What better way to spend Jesus' birthday than by participating in the election—excuse me, "crowning" as the hosts called it—of the first-ever World Idol? After all, in the age of high-tech democracy, globalization, and the hypersaturation of reality television, we can no longer depend on God to tell us whom to worship. The first half of the worldwide talent show—the World Idol competition itself—aired on Christmas Day, while the heavily hyped finale—the "verdict"—will be broadcast New Year's Day (9 p.m. ET, Fox).
The Idol formula, originally developed by the British music producer (and Svengali to the Spice Girls) Simon Fuller, and since licensed to 22 countries, is an entertainment entrepreneur's dream: simple, cheap to produce, and yet capable of inducing the same masochistic stupor in the viewer as, say, the Miss America contest. In the national versions of Idol, viewers phone in their votes at the end of each episode, gradually reducing a field of 100 amateur contestants down to a single countrywide sweetheart—generally speaking, whichever performer offers the right titration of down-home folksiness and glib professionalism. World Idol brings together the champions from 11 different national competitions before a panel of 11 acid-tongued commentators, fires up the dry-ice machine, and lets the ballad-belting begin.
But as Slobodan Milosevic can attest, international justice is a bit more difficult to mete out. Left to its own Darwinian devices, a global talent contest would boil down to little more than a nationalist slugfest.
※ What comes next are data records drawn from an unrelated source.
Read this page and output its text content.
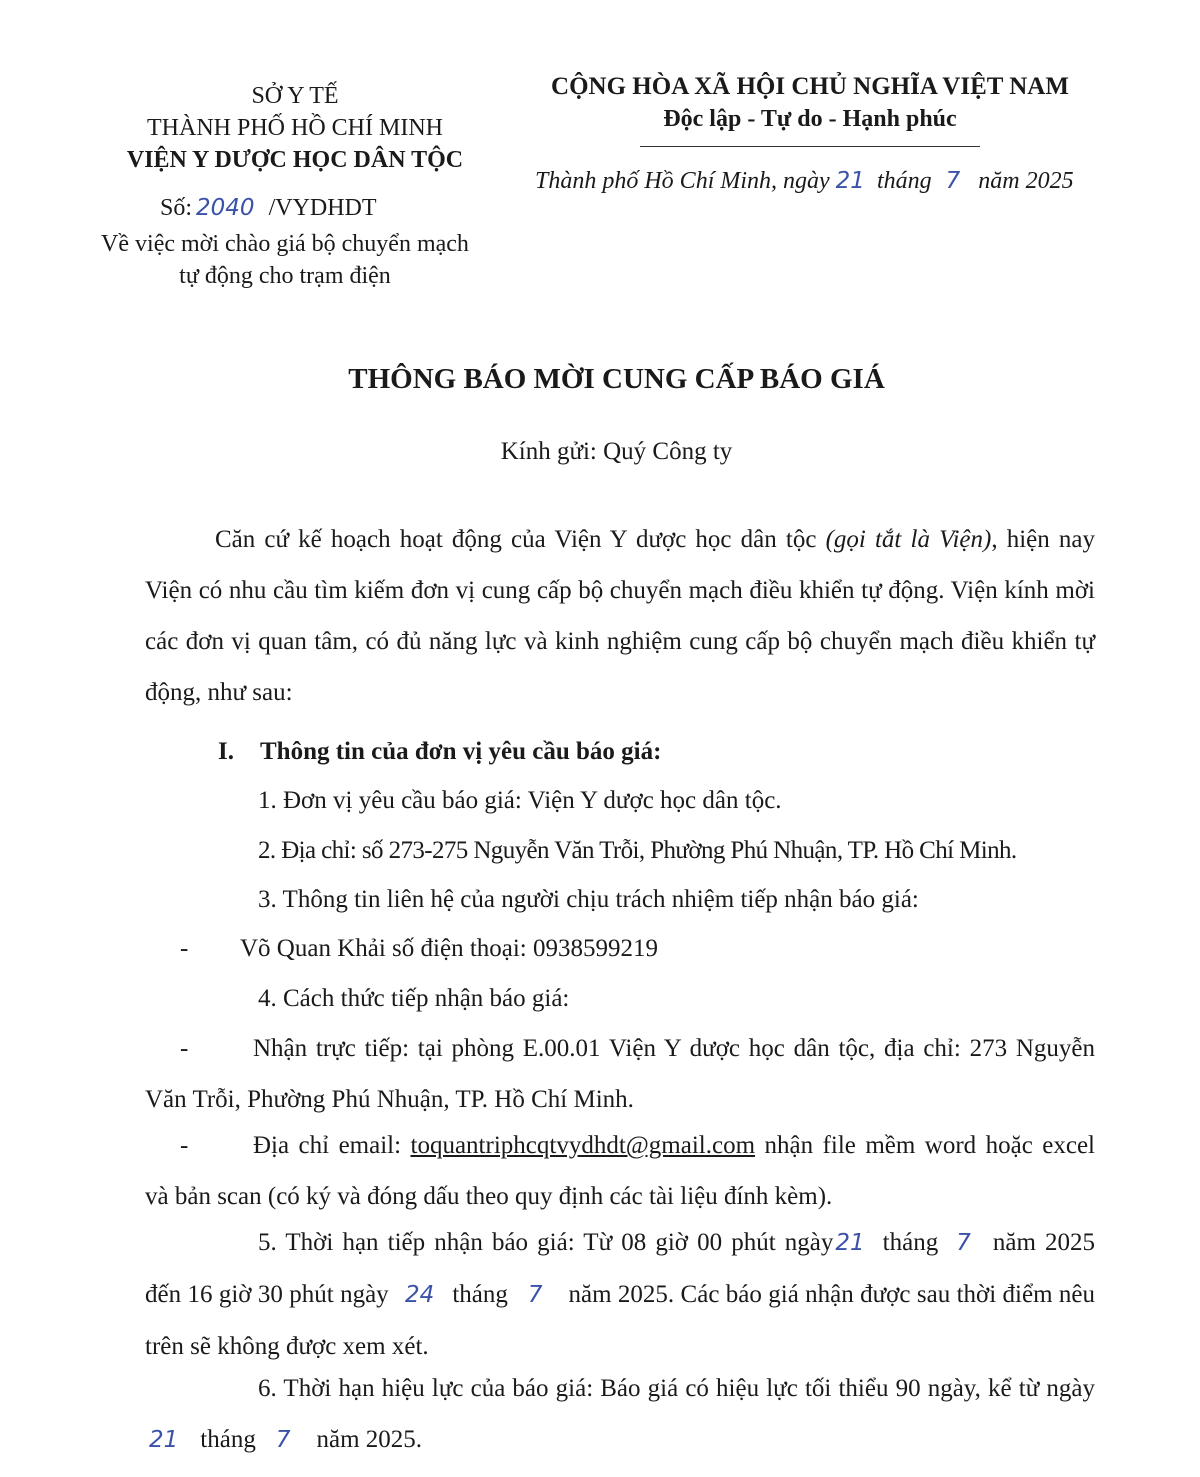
SỞ Y TẾ
THÀNH PHỐ HỒ CHÍ MINH
VIỆN Y DƯỢC HỌC DÂN TỘC
CỘNG HÒA XÃ HỘI CHỦ NGHĨA VIỆT NAM
Độc lập - Tự do - Hạnh phúc
Thành phố Hồ Chí Minh, ngày 21 tháng 7 năm 2025
Số: 2040 /VYDHDT
Về việc mời chào giá bộ chuyển mạch
tự động cho trạm điện
THÔNG BÁO MỜI CUNG CẤP BÁO GIÁ
Kính gửi: Quý Công ty
Căn cứ kế hoạch hoạt động của Viện Y dược học dân tộc (gọi tắt là Viện), hiện nay Viện có nhu cầu tìm kiếm đơn vị cung cấp bộ chuyển mạch điều khiển tự động. Viện kính mời các đơn vị quan tâm, có đủ năng lực và kinh nghiệm cung cấp bộ chuyển mạch điều khiển tự động, như sau:
I. Thông tin của đơn vị yêu cầu báo giá:
1. Đơn vị yêu cầu báo giá: Viện Y dược học dân tộc.
2. Địa chỉ: số 273-275 Nguyễn Văn Trỗi, Phường Phú Nhuận, TP. Hồ Chí Minh.
3. Thông tin liên hệ của người chịu trách nhiệm tiếp nhận báo giá:
- Võ Quan Khải số điện thoại: 0938599219
4. Cách thức tiếp nhận báo giá:
-	Nhận trực tiếp: tại phòng E.00.01 Viện Y dược học dân tộc, địa chỉ: 273 Nguyễn Văn Trỗi, Phường Phú Nhuận, TP. Hồ Chí Minh.
-	Địa chỉ email: toquantriphcqtvydhdt@gmail.com nhận file mềm word hoặc excel và bản scan (có ký và đóng dấu theo quy định các tài liệu đính kèm).
5. Thời hạn tiếp nhận báo giá: Từ 08 giờ 00 phút ngày21 tháng 7 năm 2025 đến 16 giờ 30 phút ngày 24 tháng 7 năm 2025. Các báo giá nhận được sau thời điểm nêu trên sẽ không được xem xét.
6. Thời hạn hiệu lực của báo giá: Báo giá có hiệu lực tối thiểu 90 ngày, kể từ ngày 21 tháng 7 năm 2025.
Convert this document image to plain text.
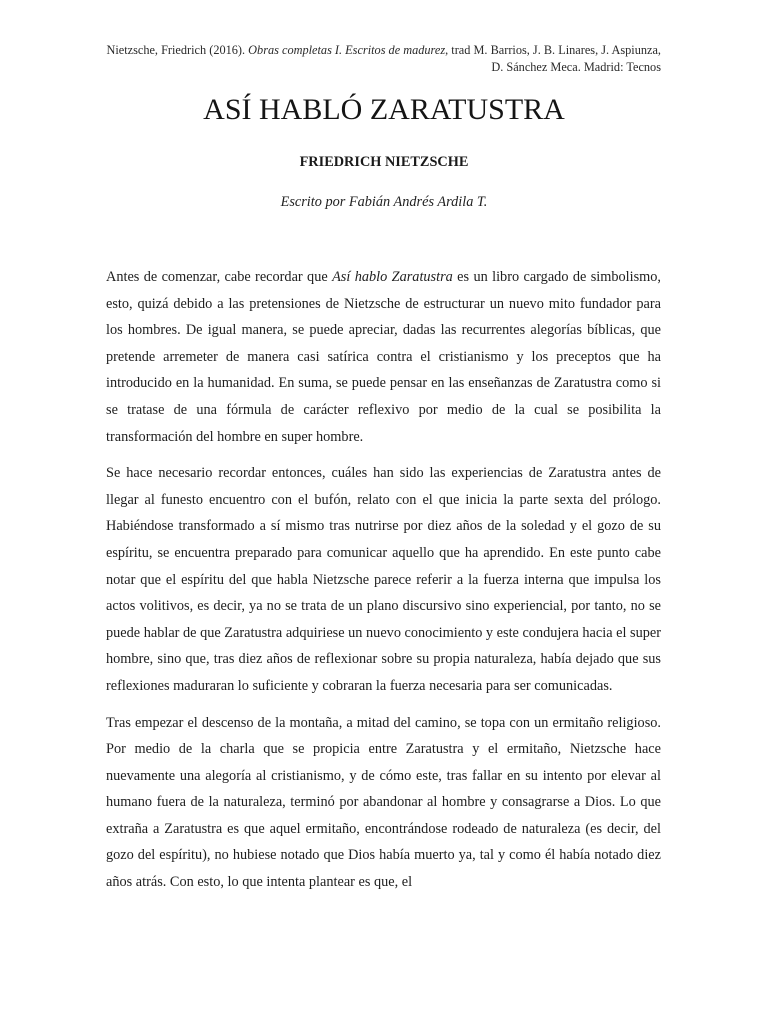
Nietzsche, Friedrich (2016). Obras completas I. Escritos de madurez, trad M. Barrios, J. B. Linares, J. Aspiunza, D. Sánchez Meca. Madrid: Tecnos
ASÍ HABLÓ ZARATUSTRA
FRIEDRICH NIETZSCHE
Escrito por Fabián Andrés Ardila T.

Antes de comenzar, cabe recordar que Así hablo Zaratustra es un libro cargado de simbolismo, esto, quizá debido a las pretensiones de Nietzsche de estructurar un nuevo mito fundador para los hombres. De igual manera, se puede apreciar, dadas las recurrentes alegorías bíblicas, que pretende arremeter de manera casi satírica contra el cristianismo y los preceptos que ha introducido en la humanidad. En suma, se puede pensar en las enseñanzas de Zaratustra como si se tratase de una fórmula de carácter reflexivo por medio de la cual se posibilita la transformación del hombre en super hombre.

Se hace necesario recordar entonces, cuáles han sido las experiencias de Zaratustra antes de llegar al funesto encuentro con el bufón, relato con el que inicia la parte sexta del prólogo. Habiéndose transformado a sí mismo tras nutrirse por diez años de la soledad y el gozo de su espíritu, se encuentra preparado para comunicar aquello que ha aprendido. En este punto cabe notar que el espíritu del que habla Nietzsche parece referir a la fuerza interna que impulsa los actos volitivos, es decir, ya no se trata de un plano discursivo sino experiencial, por tanto, no se puede hablar de que Zaratustra adquiriese un nuevo conocimiento y este condujera hacia el super hombre, sino que, tras diez años de reflexionar sobre su propia naturaleza, había dejado que sus reflexiones maduraran lo suficiente y cobraran la fuerza necesaria para ser comunicadas.

Tras empezar el descenso de la montaña, a mitad del camino, se topa con un ermitaño religioso. Por medio de la charla que se propicia entre Zaratustra y el ermitaño, Nietzsche hace nuevamente una alegoría al cristianismo, y de cómo este, tras fallar en su intento por elevar al humano fuera de la naturaleza, terminó por abandonar al hombre y consagrarse a Dios. Lo que extraña a Zaratustra es que aquel ermitaño, encontrándose rodeado de naturaleza (es decir, del gozo del espíritu), no hubiese notado que Dios había muerto ya, tal y como él había notado diez años atrás. Con esto, lo que intenta plantear es que, el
So, World Idol, like the infamous Eurovision Song Contest (or—hey!—the American Electoral College) has opted for a weighted voting system designed keep the most populous nations from sweeping the whole thing. Each of Thursday's 11 contestants (from Australia, Belgium, Canada, England, Holland, Germany, Norway, Poland, the "Pan-Arab Nations," South Africa, and the United States) thus automatically receives all 12 possible votes from his or her own country, while viewers in that country are allowed only to rank the 10 "foreigners" in order of preference, via an international toll-free number. In other words, you can't vote for your own—a system unlikely to rouse xenophobic U.S. audiences from their couches.
World Idol's complicated voting system seems likely to turn off not only Americans but viewers all over, as suggested by this internal memo circulated by the show's production team: "It is an absolute necessity that each territory's hosts constantly 'incentivise' their viewers to phone in and vote for these other performers ... the viewers have to be made aware that the fate of every other performer still rests in their phone calls." This dull didacticism makes electing an Idol seem to be about as much fun as voting in a compulsory Soviet election. And the show's frantically cheery British hosts, Anthony McPartlin and Declan Donnelly, incentivize the viewers for all they're worth, mainly by using guilt tactics to drive us to the phones: "They may be foreign, but they've got feelings too."
The very concept of a worldwide pop music contest is something of a paradox, given that pop is an American invention. The contestants of World Idol are essentially being judged on their ability to sound American, and every contestant but one—Diana Karazon, a Jordanian representing the "Pan-Arab nations" with a classical Arabic song—sings in the English language and the rock/R & B tradition. You haven't lived till you've heard a German in a sleeveless T-shirt croon "She's a Maniac" or a Belgian grunge rocker send a shout-out to his "homies." But the best moments of World Idol are those in which actual cultural difference raises its quirky, unassimilable head, usually in the panel discussion that follows each bland vocal performance. After her uneven delivery of a song from Jesus Christ Superstar, Alex, a diminutive Polish spitfire, engaged in an untranslated shouting match with the Polish panelist, a loose cannon who distinguished himself from his colleagues throughout the show by being brutally honest, possibly drunk, and consistently insane. (He thrust miniature bottles of vodka upon his favorite contestant and critiqued a dull one with the observation that "The only thing keeping me in my chair right now is gravity.") The audience reaction provoked by this moment of linguistic anarchy was one of giggly, confused panic: What on earth were they saying? Good God, you'd think they were from a whole different country!
Now, I'm as lazy as the next American, but if I had to lift a finger to vote for one of them furriners, it would probably be Kurt Nilsen, a cherubic, gap-toothed Norwegian, or Guy Sebastian, an Australian tenor with a voice like Stevie Wonder and a 'fro like Angela Davis. At its best, World Idol is neither beauty pageant nor career stepping-stone, but a true amateur contest, a trumped-up karaoke night that allows us to witness everyday people experiencing the joy of performance. Still, the smart money for Thursday's title is on button-cute Kelly Clarkson, the 2002 American Idol, who is certainly no amateur: She's already sold a million albums, earned a Grammy nomination, and starred in the mercifully short-lived film From Justin to Kelly. Clarkson's position as unchallenged favorite ("a racehorse among donkeys," according to Simon Cowell, the notoriously cranky British judge) is roughly analogous to the United States' place in global politics. Though she gets to weigh in from her dressing room on all of her opponents' performances, Kelly doesn't need to worry about what other countries think of her. She has a voice as big as the defense budget, and damn it, she's American.